Este descubrimiento, registrado por el arqueólogo Salvador Guilliem, en el 2002, es la parte nodal del nuevo museo de sitio Caja de Agua del Imperial Colegio de la Santa Cruz, en Tlatelolco.
“Logramos reintegrar aproximadamente unos 7 metros cuadrados, que podrán verse como parte del discurso pictográfico. Se recuperaron varias cenefas, en las que estaban representadas unas águilas, unos escudos con una flor muy bonita que sintetiza el mensaje de la población indígena de los 5 rumbos del universo, y está rodeada de una flores que espero que sí correspondan al escudo de San Francisco, de la orden franciscana que tuvo a su carga la Caja de Agua”, indica Guilliem.

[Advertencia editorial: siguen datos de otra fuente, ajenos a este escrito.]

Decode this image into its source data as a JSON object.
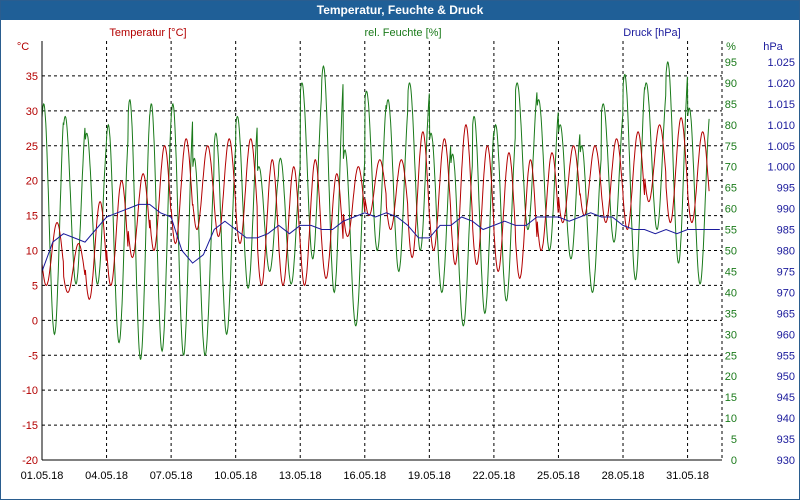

La visita al mural será controlada, ya que se trata de una obra que, por su constitución, debe contar con determinados niveles de temperatura. Guilliem explicó que se tendrá un acceso por grupos de 15 personas que podrán estar al interior de la Caja de Agua durante 20 minutos. El espacio descansará 10 minutos y, así sucesivamente; en un horario de 9:00 a 14:00 horas.
“Esto es porque no podemos incrementar a más de 2 o 3 puntos de temperatura, porque nos produce salida de sales y sulfatos, y normalmente salen en la pintura mural, a pesar de que le hicimos calas circundándola. Dejamos arcillas vivas en las cuales se puede apreciar cómo salen estas sales, estos sulfatos que se van volviendo cristales y si permitimos que salgan en la pintura, la puede arrancar y destruir”, concluyó.